Turboden explains how cement plants could achieve better energy efficiency while reducing production costs and CO2 emissions through ORC technology for waste heat recovery.

Cement production is one of the most energy-intensive industries in the world, and the thermal and electric demand of the clinker process is the dominating cost factor. Furthermore, besides the CO2 produced through fuel combustion, the cement process produces CO2 through the chemical reaction inside the kiln, meaning the cement industry is responsible for 8% of global CO2 emissions. The pressure on CO2 reduction is increasingly strong, and the industry has been looking for various ways to both increase energy efficiency while reducing production costs and CO2 emissions to be more sustainable.

Why WHR?

Within the several options a cement plant has, Waste Heat Recovery (WHR) from cement production process exhaust gas is a proven technology with a long track record of improving the energy efficiency of cement plants. In the cement production process, there are two main hot gas streams where heat can be recovered: The pre-heater tower (PH) and the clinker cooler (CC). WHR means allowing the waste heat at a medium/high temperature (higher than 250°C) to leave the process, but converting this into useful electricity before it is discharged at a lower temperature level (below 120 – 200°C) to the environment.

After the efficiency of a cement plant has been driven to the optimum, the remaining waste heat is converted into electricity which can be used inside the cement plant, reducing the cost related to the energy purchased by the grid. Electricity produced by WHR plants is carbon free, as it does not need fuel to be produced.
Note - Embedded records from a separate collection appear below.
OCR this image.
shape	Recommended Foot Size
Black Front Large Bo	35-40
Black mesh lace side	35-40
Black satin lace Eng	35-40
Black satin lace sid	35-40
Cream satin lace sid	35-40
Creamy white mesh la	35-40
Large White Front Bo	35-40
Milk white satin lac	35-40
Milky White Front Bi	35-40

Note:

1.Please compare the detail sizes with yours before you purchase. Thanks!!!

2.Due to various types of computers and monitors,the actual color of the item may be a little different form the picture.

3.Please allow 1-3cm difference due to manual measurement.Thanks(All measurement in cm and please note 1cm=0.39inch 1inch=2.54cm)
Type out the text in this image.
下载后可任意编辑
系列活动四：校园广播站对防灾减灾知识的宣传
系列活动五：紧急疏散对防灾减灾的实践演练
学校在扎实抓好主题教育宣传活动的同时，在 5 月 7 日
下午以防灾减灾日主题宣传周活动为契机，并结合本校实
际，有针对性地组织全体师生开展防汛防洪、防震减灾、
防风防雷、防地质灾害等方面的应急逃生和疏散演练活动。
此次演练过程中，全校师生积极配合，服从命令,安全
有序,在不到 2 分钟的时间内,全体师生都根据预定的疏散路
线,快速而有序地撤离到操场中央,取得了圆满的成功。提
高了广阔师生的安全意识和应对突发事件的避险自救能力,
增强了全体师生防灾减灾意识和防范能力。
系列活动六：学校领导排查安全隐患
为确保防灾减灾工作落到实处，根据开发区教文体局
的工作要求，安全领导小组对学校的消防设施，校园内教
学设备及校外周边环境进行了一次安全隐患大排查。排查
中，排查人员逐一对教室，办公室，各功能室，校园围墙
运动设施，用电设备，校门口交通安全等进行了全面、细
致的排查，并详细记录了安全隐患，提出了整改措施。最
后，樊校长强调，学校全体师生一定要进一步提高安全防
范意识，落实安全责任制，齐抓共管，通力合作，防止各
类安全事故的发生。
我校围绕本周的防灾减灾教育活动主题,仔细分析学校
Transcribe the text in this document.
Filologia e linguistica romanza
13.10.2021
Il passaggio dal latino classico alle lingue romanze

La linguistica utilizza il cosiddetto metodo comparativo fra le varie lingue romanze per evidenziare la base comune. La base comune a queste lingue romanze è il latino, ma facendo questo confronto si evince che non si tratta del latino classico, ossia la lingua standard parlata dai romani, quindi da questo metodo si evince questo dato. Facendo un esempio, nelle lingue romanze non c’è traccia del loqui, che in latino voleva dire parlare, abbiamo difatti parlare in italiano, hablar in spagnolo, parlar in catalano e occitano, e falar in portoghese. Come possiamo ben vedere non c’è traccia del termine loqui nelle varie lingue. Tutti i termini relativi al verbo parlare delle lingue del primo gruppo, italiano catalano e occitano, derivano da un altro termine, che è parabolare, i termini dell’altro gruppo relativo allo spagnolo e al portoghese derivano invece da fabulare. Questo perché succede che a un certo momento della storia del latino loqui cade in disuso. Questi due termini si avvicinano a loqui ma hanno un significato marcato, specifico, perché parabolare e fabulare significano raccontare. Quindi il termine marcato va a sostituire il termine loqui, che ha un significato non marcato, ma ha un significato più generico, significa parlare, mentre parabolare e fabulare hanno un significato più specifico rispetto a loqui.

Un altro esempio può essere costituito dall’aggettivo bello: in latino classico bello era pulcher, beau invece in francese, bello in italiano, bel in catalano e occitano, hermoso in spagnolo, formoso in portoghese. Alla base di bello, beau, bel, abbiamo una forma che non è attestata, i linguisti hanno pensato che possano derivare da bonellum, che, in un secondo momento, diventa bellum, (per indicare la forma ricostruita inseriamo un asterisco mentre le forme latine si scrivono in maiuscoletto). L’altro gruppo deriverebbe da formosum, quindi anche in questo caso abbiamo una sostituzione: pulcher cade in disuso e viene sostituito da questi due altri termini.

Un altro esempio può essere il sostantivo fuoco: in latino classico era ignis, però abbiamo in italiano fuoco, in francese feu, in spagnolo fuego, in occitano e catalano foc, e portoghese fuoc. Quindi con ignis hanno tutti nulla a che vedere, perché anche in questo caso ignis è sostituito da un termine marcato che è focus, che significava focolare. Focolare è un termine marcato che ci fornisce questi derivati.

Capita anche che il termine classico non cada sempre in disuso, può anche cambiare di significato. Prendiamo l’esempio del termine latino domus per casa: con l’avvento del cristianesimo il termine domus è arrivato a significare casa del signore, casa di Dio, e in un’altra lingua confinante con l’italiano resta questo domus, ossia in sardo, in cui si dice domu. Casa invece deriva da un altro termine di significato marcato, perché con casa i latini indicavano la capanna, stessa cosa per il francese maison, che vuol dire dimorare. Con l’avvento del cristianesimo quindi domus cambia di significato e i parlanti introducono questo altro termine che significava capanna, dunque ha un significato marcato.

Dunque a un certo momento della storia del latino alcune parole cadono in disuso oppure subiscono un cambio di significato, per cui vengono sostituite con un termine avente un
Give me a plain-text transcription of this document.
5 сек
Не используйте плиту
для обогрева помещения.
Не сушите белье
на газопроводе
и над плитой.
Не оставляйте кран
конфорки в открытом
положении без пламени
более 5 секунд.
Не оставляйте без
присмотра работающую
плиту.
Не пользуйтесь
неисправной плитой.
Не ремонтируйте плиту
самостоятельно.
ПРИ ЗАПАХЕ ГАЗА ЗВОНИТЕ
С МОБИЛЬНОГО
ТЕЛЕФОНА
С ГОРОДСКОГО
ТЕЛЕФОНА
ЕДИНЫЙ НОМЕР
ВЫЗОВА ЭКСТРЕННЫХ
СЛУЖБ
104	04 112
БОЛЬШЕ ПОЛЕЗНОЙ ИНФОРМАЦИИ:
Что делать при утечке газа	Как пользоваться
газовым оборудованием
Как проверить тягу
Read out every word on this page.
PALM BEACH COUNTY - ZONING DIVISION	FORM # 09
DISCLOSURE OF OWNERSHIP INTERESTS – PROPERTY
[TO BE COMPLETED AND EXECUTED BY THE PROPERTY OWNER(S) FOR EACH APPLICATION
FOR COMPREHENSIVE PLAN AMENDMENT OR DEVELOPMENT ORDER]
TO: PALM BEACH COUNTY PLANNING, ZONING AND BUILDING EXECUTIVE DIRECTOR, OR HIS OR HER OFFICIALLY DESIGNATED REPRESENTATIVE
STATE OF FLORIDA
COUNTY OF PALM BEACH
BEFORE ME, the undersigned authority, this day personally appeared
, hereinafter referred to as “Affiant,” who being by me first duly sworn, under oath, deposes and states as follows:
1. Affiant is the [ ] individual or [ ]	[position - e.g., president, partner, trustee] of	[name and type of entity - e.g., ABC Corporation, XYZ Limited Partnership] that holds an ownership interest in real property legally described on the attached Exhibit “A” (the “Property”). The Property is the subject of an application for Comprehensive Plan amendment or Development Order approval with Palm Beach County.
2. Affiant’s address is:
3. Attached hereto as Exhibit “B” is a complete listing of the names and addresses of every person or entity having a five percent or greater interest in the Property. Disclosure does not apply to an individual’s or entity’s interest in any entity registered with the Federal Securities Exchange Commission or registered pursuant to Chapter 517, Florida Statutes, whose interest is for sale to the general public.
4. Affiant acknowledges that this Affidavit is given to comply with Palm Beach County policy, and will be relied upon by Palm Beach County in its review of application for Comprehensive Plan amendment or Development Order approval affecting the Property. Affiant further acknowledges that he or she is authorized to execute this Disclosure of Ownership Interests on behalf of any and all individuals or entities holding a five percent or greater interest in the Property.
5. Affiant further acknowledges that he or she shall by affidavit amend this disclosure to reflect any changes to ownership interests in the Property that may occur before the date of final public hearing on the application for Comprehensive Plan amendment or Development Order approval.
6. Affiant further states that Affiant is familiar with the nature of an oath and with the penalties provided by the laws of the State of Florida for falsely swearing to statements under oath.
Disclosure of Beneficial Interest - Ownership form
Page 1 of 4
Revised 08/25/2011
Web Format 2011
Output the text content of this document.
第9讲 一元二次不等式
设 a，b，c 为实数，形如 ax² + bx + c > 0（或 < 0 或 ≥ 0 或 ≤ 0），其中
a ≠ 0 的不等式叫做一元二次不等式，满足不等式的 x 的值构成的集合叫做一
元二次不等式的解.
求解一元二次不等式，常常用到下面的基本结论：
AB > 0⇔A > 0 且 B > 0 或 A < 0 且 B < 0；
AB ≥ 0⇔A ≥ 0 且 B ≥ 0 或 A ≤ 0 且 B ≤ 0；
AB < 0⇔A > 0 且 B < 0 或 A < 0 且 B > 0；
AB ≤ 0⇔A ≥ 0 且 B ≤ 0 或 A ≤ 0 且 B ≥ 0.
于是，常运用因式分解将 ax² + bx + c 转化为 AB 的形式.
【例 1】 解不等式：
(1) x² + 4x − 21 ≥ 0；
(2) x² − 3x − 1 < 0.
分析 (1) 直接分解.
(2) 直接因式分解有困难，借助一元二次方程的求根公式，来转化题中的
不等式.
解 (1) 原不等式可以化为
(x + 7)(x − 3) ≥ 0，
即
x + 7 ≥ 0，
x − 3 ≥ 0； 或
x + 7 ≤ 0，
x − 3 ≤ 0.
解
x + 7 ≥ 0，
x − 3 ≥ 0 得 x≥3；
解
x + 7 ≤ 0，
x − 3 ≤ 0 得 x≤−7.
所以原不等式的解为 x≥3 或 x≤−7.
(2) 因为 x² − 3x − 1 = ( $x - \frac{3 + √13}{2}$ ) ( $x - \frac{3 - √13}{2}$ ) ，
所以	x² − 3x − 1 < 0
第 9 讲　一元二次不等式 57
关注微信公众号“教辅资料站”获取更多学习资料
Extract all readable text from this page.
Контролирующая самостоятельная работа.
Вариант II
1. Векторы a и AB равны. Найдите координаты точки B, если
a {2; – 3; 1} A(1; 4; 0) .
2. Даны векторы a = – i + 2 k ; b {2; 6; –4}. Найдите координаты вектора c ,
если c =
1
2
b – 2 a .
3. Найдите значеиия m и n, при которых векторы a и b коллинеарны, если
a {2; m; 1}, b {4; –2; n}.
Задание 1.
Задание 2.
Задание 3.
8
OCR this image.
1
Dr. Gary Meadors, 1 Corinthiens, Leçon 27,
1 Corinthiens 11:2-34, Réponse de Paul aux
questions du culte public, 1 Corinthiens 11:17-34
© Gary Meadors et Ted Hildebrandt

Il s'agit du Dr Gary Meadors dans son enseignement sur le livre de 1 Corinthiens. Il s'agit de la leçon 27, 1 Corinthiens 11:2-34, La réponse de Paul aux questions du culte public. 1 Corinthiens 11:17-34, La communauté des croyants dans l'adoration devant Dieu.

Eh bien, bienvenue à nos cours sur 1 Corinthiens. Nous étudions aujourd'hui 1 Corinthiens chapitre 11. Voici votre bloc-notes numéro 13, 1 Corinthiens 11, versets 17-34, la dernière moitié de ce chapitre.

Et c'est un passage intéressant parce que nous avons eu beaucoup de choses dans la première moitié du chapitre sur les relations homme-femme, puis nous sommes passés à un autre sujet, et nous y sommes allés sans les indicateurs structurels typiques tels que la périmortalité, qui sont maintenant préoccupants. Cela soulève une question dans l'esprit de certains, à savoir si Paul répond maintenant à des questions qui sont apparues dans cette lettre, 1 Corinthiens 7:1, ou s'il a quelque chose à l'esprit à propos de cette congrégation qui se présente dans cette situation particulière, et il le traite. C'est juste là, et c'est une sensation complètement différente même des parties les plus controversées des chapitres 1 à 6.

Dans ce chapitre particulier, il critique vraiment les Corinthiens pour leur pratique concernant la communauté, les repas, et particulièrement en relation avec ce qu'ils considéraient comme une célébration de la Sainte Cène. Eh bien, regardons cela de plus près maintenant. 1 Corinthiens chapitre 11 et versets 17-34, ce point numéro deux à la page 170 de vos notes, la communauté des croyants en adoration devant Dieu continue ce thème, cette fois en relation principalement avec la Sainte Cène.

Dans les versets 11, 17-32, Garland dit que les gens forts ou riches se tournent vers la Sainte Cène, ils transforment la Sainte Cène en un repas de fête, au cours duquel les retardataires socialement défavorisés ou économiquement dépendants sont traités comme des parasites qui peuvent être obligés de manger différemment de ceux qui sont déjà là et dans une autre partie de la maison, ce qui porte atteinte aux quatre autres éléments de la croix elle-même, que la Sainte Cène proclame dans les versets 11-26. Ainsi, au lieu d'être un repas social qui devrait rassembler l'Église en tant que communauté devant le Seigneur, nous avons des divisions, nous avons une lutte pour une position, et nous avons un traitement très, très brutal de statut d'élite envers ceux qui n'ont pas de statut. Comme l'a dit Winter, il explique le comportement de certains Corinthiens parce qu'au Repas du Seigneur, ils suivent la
Besides the lower cost for electricity, there are often other benefits for cement plants. In fact, in many plants, the gas from both pre-heater and clinker cooler has to be cooled down before entering the filtration system. Nowadays the cooling of the gas is carried out using quenching towers in the PH side and air-to-air heat exchanger in the CC gas. Cooling the gas temperature in the heat exchangers instead of these systems allows further reduction of the electric consumption of air-to-air exchanger fans and does not require water to be sprayed in the quenching tower, saving significant resources that can be very valuable in dry countries.